Она была из Монреаля, и она была бережно настойчива. Путем осторожных умных вопросов вытянула из Мадлен ее историю и предложила свой выход. Они встречаются на будущей неделе. Если Мадлен удастся установить связь со своим мужем, может, это поможет ей жить дальше и смотреть в будущее. Мадлен согласилась. Она пошла на сеанс днем в следующее воскресенье. Он проходил в квартире, расположенной в районе, где сосредотачивались предприятия швейной промышленности и магазины, на углу Тридцать Шестой и Восьмой Авеню; местечко, где в будни сновали рабочие-швейники и их менеджеры, неся в руках охапки образцов тканей, и образцы изготовляемой одежды висели в витринах по обеим сторонам дороги; все куда-то спешили, кричали, звали кого-то.
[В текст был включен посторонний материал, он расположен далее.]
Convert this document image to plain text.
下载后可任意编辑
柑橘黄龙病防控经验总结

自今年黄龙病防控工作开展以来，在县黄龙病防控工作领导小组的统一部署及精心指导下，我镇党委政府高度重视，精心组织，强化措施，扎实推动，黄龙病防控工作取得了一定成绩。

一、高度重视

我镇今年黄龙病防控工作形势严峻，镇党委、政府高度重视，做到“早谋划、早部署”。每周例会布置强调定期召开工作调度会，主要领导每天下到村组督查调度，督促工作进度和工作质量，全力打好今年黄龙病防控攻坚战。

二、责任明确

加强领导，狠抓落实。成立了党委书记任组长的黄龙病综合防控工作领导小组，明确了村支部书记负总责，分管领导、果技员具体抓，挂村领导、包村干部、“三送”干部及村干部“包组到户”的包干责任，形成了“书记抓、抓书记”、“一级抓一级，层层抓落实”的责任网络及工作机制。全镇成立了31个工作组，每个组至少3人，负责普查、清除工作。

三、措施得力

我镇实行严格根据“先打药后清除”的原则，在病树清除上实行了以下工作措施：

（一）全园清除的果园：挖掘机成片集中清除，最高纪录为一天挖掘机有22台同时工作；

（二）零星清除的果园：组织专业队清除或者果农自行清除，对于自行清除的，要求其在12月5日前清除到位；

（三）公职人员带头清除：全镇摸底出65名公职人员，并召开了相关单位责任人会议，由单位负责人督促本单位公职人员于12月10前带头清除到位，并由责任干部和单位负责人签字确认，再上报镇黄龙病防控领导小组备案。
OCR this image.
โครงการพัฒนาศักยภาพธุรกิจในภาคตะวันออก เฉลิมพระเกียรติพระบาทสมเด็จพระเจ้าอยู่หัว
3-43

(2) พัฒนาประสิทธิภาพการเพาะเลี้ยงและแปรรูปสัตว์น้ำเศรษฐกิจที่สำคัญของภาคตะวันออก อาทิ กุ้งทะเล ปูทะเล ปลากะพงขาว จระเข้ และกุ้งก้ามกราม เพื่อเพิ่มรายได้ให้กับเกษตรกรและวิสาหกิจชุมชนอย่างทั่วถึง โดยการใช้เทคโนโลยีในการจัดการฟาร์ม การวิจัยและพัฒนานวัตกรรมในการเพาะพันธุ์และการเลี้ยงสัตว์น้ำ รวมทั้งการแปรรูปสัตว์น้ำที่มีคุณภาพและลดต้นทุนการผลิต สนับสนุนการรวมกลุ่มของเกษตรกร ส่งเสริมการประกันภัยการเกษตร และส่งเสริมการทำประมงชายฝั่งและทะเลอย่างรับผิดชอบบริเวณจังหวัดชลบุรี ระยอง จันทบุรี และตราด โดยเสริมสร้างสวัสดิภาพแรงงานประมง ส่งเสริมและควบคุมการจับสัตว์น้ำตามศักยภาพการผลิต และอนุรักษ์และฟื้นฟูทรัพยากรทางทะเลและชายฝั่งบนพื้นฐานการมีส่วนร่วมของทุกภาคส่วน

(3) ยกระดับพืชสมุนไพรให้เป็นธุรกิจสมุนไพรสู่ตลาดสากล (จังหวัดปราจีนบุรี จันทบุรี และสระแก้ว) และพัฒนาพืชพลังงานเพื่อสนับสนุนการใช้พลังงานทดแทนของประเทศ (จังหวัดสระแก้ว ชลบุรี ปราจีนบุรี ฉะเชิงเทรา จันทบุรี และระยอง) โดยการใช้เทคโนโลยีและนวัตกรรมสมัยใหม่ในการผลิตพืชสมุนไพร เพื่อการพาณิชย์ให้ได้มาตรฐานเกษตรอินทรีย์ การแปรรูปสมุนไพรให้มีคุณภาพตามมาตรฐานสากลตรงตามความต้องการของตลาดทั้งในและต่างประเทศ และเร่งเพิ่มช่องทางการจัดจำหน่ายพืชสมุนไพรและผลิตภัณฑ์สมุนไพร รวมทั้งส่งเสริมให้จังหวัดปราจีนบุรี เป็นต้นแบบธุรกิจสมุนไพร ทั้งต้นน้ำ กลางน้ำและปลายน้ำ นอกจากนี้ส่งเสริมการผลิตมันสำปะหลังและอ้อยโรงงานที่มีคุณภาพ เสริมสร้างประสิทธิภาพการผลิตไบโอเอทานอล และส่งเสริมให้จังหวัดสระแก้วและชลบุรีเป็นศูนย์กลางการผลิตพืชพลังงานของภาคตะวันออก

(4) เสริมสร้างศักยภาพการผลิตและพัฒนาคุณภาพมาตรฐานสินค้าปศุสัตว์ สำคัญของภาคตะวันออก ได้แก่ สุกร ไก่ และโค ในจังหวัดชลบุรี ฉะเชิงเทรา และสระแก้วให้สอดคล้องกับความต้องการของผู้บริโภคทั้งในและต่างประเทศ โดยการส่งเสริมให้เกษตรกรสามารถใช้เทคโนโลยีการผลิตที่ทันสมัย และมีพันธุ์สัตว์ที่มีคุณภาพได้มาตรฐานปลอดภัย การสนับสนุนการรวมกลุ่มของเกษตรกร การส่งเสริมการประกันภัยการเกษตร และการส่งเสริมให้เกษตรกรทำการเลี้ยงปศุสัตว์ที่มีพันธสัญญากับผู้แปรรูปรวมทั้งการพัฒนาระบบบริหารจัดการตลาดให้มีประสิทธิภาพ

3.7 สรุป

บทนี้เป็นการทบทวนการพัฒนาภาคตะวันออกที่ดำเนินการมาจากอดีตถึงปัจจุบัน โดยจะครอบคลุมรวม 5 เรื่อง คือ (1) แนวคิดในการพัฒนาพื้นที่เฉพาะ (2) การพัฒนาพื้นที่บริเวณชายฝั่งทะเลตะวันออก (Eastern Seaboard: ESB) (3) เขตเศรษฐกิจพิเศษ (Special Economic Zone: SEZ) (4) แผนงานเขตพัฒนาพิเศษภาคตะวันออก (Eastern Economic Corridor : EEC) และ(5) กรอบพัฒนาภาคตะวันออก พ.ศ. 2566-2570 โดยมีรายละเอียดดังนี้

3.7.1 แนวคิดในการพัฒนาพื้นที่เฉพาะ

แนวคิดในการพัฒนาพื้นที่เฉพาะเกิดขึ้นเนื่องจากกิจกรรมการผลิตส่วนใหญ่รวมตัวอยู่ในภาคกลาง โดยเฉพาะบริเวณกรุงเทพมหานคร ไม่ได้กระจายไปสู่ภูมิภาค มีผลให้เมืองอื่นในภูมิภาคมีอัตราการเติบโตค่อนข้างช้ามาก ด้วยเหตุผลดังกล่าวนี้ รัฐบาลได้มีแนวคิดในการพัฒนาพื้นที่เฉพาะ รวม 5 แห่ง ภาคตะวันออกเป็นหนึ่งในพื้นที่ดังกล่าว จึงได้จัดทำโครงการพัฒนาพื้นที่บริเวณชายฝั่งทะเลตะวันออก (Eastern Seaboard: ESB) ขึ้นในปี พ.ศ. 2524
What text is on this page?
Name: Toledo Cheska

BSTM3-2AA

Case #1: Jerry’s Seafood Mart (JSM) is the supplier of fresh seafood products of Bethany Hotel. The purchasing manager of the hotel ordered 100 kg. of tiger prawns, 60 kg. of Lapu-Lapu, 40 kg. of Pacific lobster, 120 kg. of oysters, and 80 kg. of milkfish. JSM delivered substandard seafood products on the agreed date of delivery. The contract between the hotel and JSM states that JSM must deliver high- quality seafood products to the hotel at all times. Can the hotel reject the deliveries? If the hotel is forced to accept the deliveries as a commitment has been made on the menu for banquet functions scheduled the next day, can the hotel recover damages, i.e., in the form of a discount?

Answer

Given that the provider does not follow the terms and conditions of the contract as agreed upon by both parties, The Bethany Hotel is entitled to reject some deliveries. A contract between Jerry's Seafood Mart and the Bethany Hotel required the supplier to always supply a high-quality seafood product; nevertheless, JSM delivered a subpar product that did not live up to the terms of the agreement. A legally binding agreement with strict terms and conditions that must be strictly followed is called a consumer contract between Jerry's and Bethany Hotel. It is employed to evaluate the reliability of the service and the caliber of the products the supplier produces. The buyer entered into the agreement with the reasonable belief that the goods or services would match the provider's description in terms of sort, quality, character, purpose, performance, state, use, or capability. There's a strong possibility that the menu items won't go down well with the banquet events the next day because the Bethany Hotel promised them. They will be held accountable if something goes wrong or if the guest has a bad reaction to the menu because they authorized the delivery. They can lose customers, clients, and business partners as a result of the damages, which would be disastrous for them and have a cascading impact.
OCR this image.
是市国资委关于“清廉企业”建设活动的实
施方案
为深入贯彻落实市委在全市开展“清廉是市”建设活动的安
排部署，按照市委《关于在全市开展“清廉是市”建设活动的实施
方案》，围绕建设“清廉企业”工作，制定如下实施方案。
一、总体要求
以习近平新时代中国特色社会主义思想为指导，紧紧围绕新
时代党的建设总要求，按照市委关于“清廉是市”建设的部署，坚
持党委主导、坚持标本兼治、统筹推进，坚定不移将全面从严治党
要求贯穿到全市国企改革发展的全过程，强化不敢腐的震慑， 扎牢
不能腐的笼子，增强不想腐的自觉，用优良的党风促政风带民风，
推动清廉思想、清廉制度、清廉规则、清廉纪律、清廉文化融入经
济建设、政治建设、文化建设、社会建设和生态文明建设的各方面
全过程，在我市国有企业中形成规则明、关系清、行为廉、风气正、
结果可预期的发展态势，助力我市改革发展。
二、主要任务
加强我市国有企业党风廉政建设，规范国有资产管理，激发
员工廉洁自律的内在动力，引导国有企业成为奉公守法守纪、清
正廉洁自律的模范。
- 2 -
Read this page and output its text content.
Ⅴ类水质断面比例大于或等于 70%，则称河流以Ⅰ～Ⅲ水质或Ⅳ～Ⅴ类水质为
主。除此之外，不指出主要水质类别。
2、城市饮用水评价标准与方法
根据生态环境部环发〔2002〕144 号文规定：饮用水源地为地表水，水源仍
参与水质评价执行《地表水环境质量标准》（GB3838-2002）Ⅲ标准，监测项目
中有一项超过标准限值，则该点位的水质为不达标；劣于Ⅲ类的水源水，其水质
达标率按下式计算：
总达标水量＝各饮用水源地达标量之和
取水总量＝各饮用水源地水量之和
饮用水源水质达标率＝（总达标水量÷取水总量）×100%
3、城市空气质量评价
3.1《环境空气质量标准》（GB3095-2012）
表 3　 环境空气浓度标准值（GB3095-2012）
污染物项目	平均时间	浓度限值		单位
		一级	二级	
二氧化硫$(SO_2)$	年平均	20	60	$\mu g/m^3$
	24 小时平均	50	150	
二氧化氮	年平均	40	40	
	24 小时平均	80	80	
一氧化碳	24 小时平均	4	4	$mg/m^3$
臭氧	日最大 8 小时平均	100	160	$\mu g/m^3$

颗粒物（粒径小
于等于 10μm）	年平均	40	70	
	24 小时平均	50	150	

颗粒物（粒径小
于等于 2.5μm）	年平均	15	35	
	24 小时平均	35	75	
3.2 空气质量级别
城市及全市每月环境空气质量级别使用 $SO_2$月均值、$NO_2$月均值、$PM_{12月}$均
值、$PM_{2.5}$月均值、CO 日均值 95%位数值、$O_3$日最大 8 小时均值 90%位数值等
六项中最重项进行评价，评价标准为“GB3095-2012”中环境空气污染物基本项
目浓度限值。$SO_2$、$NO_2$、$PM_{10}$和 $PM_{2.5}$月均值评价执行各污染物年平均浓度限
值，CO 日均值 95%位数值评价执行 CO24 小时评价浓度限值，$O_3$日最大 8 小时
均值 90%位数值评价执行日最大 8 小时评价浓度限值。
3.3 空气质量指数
Но в этот воскресный день здесь было непривычно тихо и спокойно, и атмосфера в квартире была пропитана чем-то, что внушало суеверный страх, а воздух пропах благовониями. Мадлен заплатила мужчине, стоявшему у входной двери, пятнадцать долларов и села у круглого столика, вытянув руки вместе с пожилым немцем и девушкой из Бруклина, которая потеряла обоих родителей. И спирит во главе столика пытался – но без видимого успеха – установить контакт с усопшим. А потом Мадлен села в автобус и поехала назад на Риверсайд Драйв и, даже забыв покормить Валентина, выпила аперитив и впала в забытье.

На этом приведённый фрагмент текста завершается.